Thursday, February 17, 2011

On Loan

I have received many gifts in my life. Some tangible some not. But 2 of my greatest gifts came, nearly 4 years apart.

My first gift came on NOvember 30, 2006 at 4:41 pm. Luke Vincent Wachter, weighing in at 8lbs 1 oz and 19 1/2 in long was gifted to me after 25 hours of labor. Needless to say, I was happy to see him after struggling to get him here for over a day. He was perfect. I remember looking at him and wondering why God would gift me such a beautiful baby. And he was a good baby. He rarely cried, usually laying contently unless hungry or dirty. He made loving him easy. As he grew, we continually wondered why us? He is a good boy. He listens. He's pretty cute and everyone loves to be around him. As he has grown, I continue to pray that God helps and allows me to raise this gift in a way that honors HIM. Because this much I know, he is not mine, merely a loan from God. And what a loan he is.

My second gift came this week. Molly Evalyn Wachter joined our first gift on February 15, 2011 at 5:10 pm, weighing in at 8lbs 1oz, 19 1/2 inches.
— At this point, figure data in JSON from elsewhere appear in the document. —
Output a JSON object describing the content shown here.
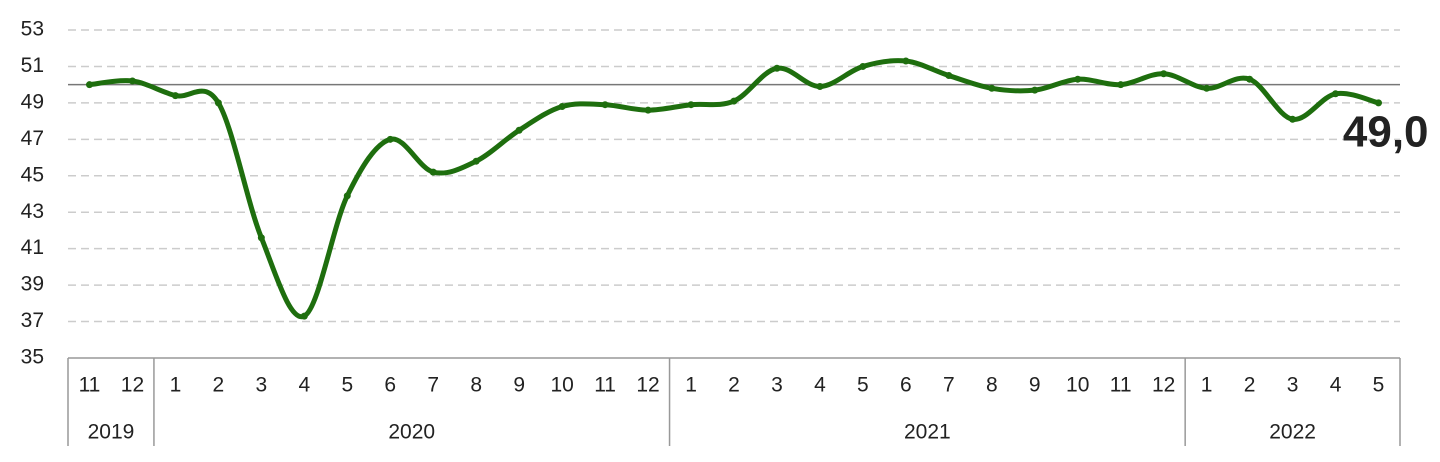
{
  "chart_data": {
    "type": "line",
    "categories": [
      "11",
      "12",
      "1",
      "2",
      "3",
      "4",
      "5",
      "6",
      "7",
      "8",
      "9",
      "10",
      "11",
      "12",
      "1",
      "2",
      "3",
      "4",
      "5",
      "6",
      "7",
      "8",
      "9",
      "10",
      "11",
      "12",
      "1",
      "2",
      "3",
      "4",
      "5"
    ],
    "groups": [
      {
        "label": "2019",
        "span": 2
      },
      {
        "label": "2020",
        "span": 12
      },
      {
        "label": "2021",
        "span": 12
      },
      {
        "label": "2022",
        "span": 5
      }
    ],
    "series": [
      {
        "color": "#1e6e0e",
        "values": [
          50.0,
          50.2,
          49.4,
          49.0,
          41.6,
          37.3,
          43.9,
          47.0,
          45.2,
          45.8,
          47.5,
          48.8,
          48.9,
          48.6,
          48.9,
          49.1,
          50.9,
          49.9,
          51.0,
          51.3,
          50.5,
          49.8,
          49.7,
          50.3,
          50.0,
          50.6,
          49.8,
          50.3,
          48.1,
          49.5,
          49.0
        ],
        "value_labels": [
          null,
          null,
          null,
          null,
          null,
          null,
          null,
          null,
          null,
          null,
          null,
          null,
          null,
          null,
          null,
          null,
          null,
          null,
          null,
          null,
          null,
          null,
          null,
          null,
          null,
          null,
          null,
          null,
          null,
          null,
          "49,0"
        ],
        "value_label_color": "#c00000"
      }
    ],
    "ylim": [
      35,
      53
    ],
    "yticks": [
      35,
      37,
      39,
      41,
      43,
      45,
      47,
      49,
      51,
      53
    ],
    "reference_line": 50,
    "grid": true
  }
}
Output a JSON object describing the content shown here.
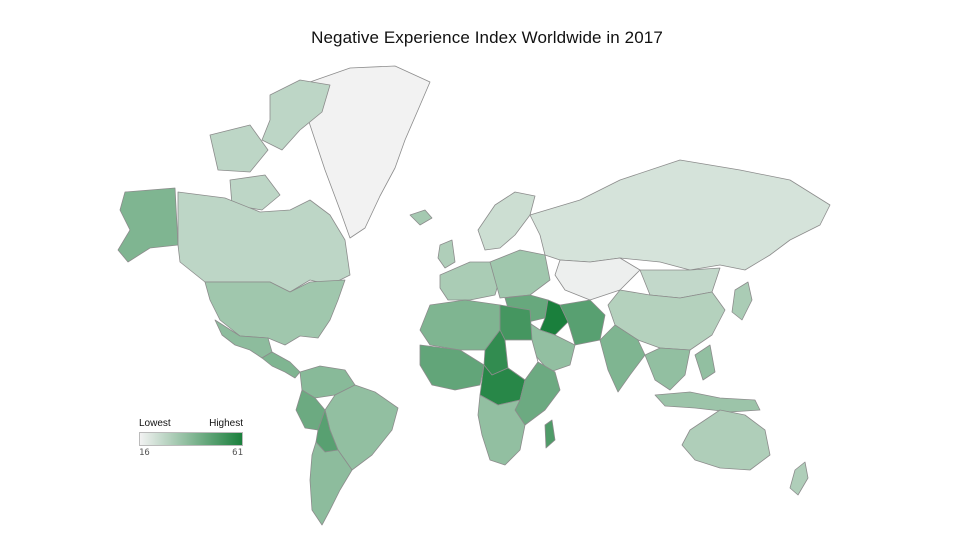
{
  "title": "Negative Experience Index Worldwide in 2017",
  "legend": {
    "low_label": "Lowest",
    "high_label": "Highest",
    "min": "16",
    "max": "61",
    "color_low": "#f2f2f2",
    "color_high": "#1a7f3c"
  },
  "map_projection": "mercator",
  "regions": [
    {
      "id": "greenland",
      "value": 16
    },
    {
      "id": "alaska",
      "value": 40
    },
    {
      "id": "canada",
      "value": 27
    },
    {
      "id": "arctic-islands",
      "value": 27
    },
    {
      "id": "usa",
      "value": 33
    },
    {
      "id": "mexico",
      "value": 37
    },
    {
      "id": "central-america",
      "value": 40
    },
    {
      "id": "colombia-venezuela",
      "value": 38
    },
    {
      "id": "brazil",
      "value": 36
    },
    {
      "id": "peru",
      "value": 44
    },
    {
      "id": "bolivia",
      "value": 48
    },
    {
      "id": "argentina-chile",
      "value": 37
    },
    {
      "id": "europe-west",
      "value": 31
    },
    {
      "id": "scandinavia",
      "value": 24
    },
    {
      "id": "iceland",
      "value": 32
    },
    {
      "id": "uk",
      "value": 30
    },
    {
      "id": "eastern-europe",
      "value": 33
    },
    {
      "id": "russia",
      "value": 22
    },
    {
      "id": "kazakhstan",
      "value": 17
    },
    {
      "id": "mongolia",
      "value": 26
    },
    {
      "id": "china",
      "value": 29
    },
    {
      "id": "japan",
      "value": 31
    },
    {
      "id": "middle-east",
      "value": 45
    },
    {
      "id": "iraq",
      "value": 61
    },
    {
      "id": "iran",
      "value": 48
    },
    {
      "id": "saudi-arabia",
      "value": 36
    },
    {
      "id": "india",
      "value": 40
    },
    {
      "id": "southeast-asia",
      "value": 36
    },
    {
      "id": "indonesia",
      "value": 34
    },
    {
      "id": "north-africa-west",
      "value": 40
    },
    {
      "id": "egypt",
      "value": 52
    },
    {
      "id": "chad",
      "value": 56
    },
    {
      "id": "central-africa",
      "value": 58
    },
    {
      "id": "west-africa",
      "value": 46
    },
    {
      "id": "east-africa",
      "value": 44
    },
    {
      "id": "southern-africa",
      "value": 36
    },
    {
      "id": "madagascar",
      "value": 50
    },
    {
      "id": "australia",
      "value": 30
    },
    {
      "id": "new-zealand",
      "value": 30
    }
  ]
}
She has proven to be a cuddly, loving, sweet baby girl who can also be opinionated and impatient - maybe a little like her mother. Again, as I sit here after an early morning feeding, why us? We received not 1 but 2 loans that light up my life. Why me?

And as I sit here and wonder, the Lord speaks to me and says, why not you? You see I see myself and my husband through my eyes. I see our flaws, our parenting failures and our marital weaknesses. I see all the things that make me unworthy of such precious loans. But, you see, God sees me the way I see my gifts. He sees all the things in me that make me a good mom, all the qualities that I fail to recognize. All the qualities that, as God looks at me as his gift, makes Him fall in love with His creation.

So, what have these loans taught me. First and foremost I am reminded that this loan is temporary. I have a limited window of influence on my children. How will I spend it? Will I look at the crayon on the wall as a curse or a blessing? Will I discipline and correct my child to better them as our Heavenly Father does or will I allow them to walk all over me and give in because it's just easier than to put up a fight? How will I spend the terms of this loan? Will I invest back into my kids or take advantage of the Lord's generosity and assume I deserve it?

My loans have also allowed me to see my husband through a new lens. Do we get caught up in the mess that is work and family and just life? Absolutely. But as I watch my husband tenderly change diapers, whisper kind words in their ears, and scoop them up when they need him, I am reminded that he as well is a loan. I am not promised happily ever after. I'm not even promised happily next week. MY partner is a loan to me. How am I showing my children how to honor their father and their future spouse? Watching him with OUR loans reminds me that how he folds the towels, replaces the toilet paper, or drives in traffic is small potatoes. Why do we allow Satan to use the irrelevant habits of our spouse to disrupt our entire family interactions? My loans help me see my husband through their eyes. They love their daddy and knowing I have been loaned a great daddy makes this process of parenting seem so much more doable.

As I stare into the eyes of my newest loan, I think about Mary, staring into the eyes of a child she would have to return. A loan that I am sure her flesh felt like was too short. Am i living everyday as if it were the last day of my loan? Do I use every goodbye as an opportunity to tell my loans how much they mean to me, or am I just living like I deserve these 3 loans and will always be here. 3 loans with an infinite timeframe? Reality is, one day I will have to give my loans back. Am I using everyday to honor this loan? The answer, NO.

I fail each day. I am impatient, irrational, ungrateful, and ill-prepared. But, I will strive each day to treat these loans as the wonderful gifts that they are. To remember that my Jeremy, my Lukey, and my Molly are my 3 greatest earthly blessings. I will strive each day to remember.

1 comment:

  1. Beautifully written! I am so proud of you a sister, friend, wife, mother and person.